L’impact des droits de douane sur l’industrie américaine
L’idée que les droits de douane stimuleraient l’industrie manufacturière américaine est elle aussi contestée. En réalité, de nombreux secteurs de production dépendent d’intrants importés (pièces, composants, matières premières), dont le coût augmenterait avec la hausse des tarifs douaniers. Cette augmentation des coûts de production risquerait d’éroder la compétitivité des produits américains sur les marchés internationaux.

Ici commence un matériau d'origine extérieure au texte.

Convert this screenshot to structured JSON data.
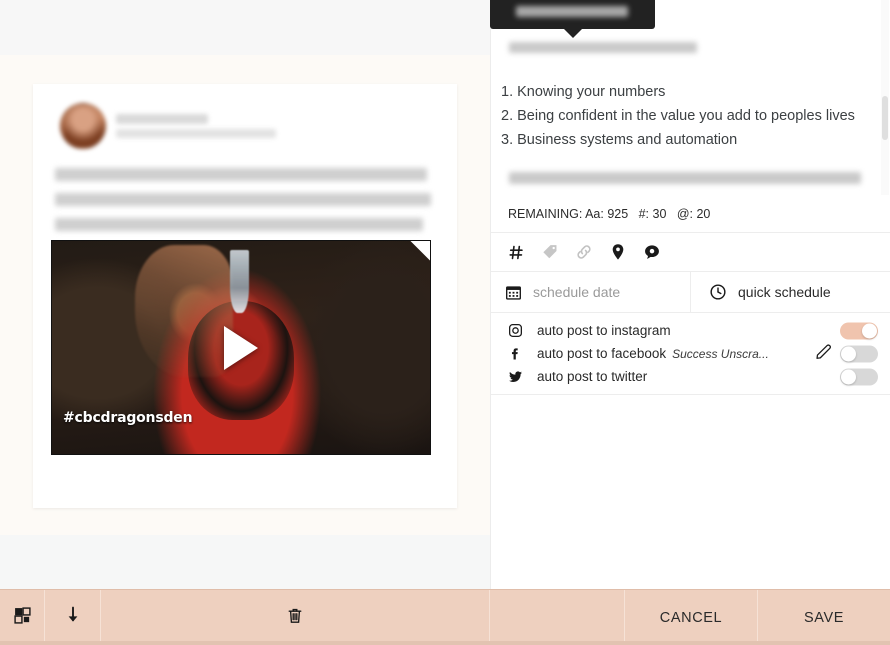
{
  "tooltip": {
    "label": "schedule post",
    "redacted": true
  },
  "left_panel": {
    "post_preview": {
      "author_name_redacted": true,
      "author_handle_redacted": true,
      "body_redacted": true,
      "media": {
        "type": "video",
        "hashtag_overlay": "#cbcdragonsden",
        "play_button": "play-triangle"
      }
    }
  },
  "right_panel": {
    "editor": {
      "intro_line_redacted": true,
      "list_items": [
        "1. Knowing your numbers",
        "2. Being confident in the value you add to peoples lives",
        "3. Business systems and automation"
      ],
      "closing_line_redacted": true
    },
    "remaining": {
      "prefix": "REMAINING:",
      "chars_label": "Aa:",
      "chars_value": "925",
      "hashtags_label": "#:",
      "hashtags_value": "30",
      "mentions_label": "@:",
      "mentions_value": "20",
      "full_text": "REMAINING: Aa: 925   #: 30   @: 20"
    },
    "insert_icons": [
      {
        "name": "hashtag-icon",
        "glyph": "#"
      },
      {
        "name": "tag-icon",
        "glyph": "tag"
      },
      {
        "name": "link-icon",
        "glyph": "link"
      },
      {
        "name": "location-pin-icon",
        "glyph": "pin"
      },
      {
        "name": "comment-icon",
        "glyph": "comment"
      }
    ],
    "schedule": {
      "date_placeholder": "schedule date",
      "quick_schedule_label": "quick schedule"
    },
    "auto_post": [
      {
        "network": "instagram",
        "label": "auto post to instagram",
        "sub": "",
        "enabled": true,
        "has_edit": false
      },
      {
        "network": "facebook",
        "label": "auto post to facebook",
        "sub": "Success Unscra...",
        "enabled": false,
        "has_edit": true
      },
      {
        "network": "twitter",
        "label": "auto post to twitter",
        "sub": "",
        "enabled": false,
        "has_edit": false
      }
    ]
  },
  "bottom_bar": {
    "duplicate_icon": "duplicate-icon",
    "download_icon": "download-arrow-icon",
    "delete_icon": "trash-icon",
    "cancel_label": "CANCEL",
    "save_label": "SAVE"
  },
  "colors": {
    "accent_toggle_on": "#f0c4ae",
    "bottom_bar": "#eed0bf",
    "left_panel_bg": "#fdfaf6",
    "text_primary": "#2a2a2a",
    "text_muted": "#9a9a9a"
  }
}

De plus, l’incertitude associée à d’éventuelles mesures de rétorsion par les partenaires commerciaux des États-Unis pourrait freiner les investissements et affecter les chaînes d’approvisionnement. Au final, cette politique tarifaire pourrait générer des effets contre-productifs pour l’industrie américaine, pesant sur son accès aux marchés étrangers tout en limitant son approvisionnement à des coûts compétitifs.
La réponse de l’Europe : pourquoi éviter l’escalade tarifaire ?
Pour l’Europe, l’augmentation des droits de douane américains représente un défi. Une réaction proportionnée, sous la forme de droits de douane équivalents, pourrait paraître une solution pour défendre les intérêts européens face aux pressions commerciales américaines. « La tentation sera grande, si les Etats-Unis augmentent leurs droits de douane, de faire de même, ne serait-ce que d’un point de vue politique, pour montrer que l’Europe se « protège » face à une « agression » américaine. Mais ce n’est pas parce que Donald Trump ferait une erreur de politique économique qu’il faudrait s’empresser de faire la même. Au XIXème siècle, Frédéric Bastiat disait déjà « Ce n’est pas parce que les étrangers ont des côtes rocheuses que nous devons mettre des rochers dans nos ports » », analyse Sylvain Bersinger.
L’Union européenne, qui bénéficie d’un excédent commercial avec les États-Unis, pourrait voir cet avantage réduit si elle adopte des tarifs similaires. En effet, les exportations vers les États-Unis deviendraient moins compétitives, tandis que la hausse des tarifs sur les produits américains entraînerait une augmentation des coûts de production en Europe. Une escalade tarifaire aurait également pour effet d’accroître l’inflation en Europe, en renchérissant les produits importés et en favorisant des substitutions locales souvent plus coûteuses.
Des effets sectoriels pour l’industrie en Europe
Les droits de douane américains auront des répercussions variées selon les secteurs économiques européens. Les industries dépendantes des exportations vers les États-Unis, comme l’automobile ou l’aéronautique, pourraient voir leur compétitivité réduite, affectant leurs parts de marché outre-Atlantique. En revanche, certains secteurs pourraient profiter d’un avantage compétitif sur le marché européen, les produits américains devenant plus coûteux en raison des tarifs douaniers.
D’autres industries pourraient également subir l’impact indirect d’une appréciation du dollar, entraînant une hausse des prix de certaines matières premières, notamment le pétrole, souvent libellé en dollars. Cette hausse des coûts affecterait de manière disproportionnée les industries énergétiques et celles à forte intensité d’énergie, rendant les importations plus coûteuses pour les entreprises européennes.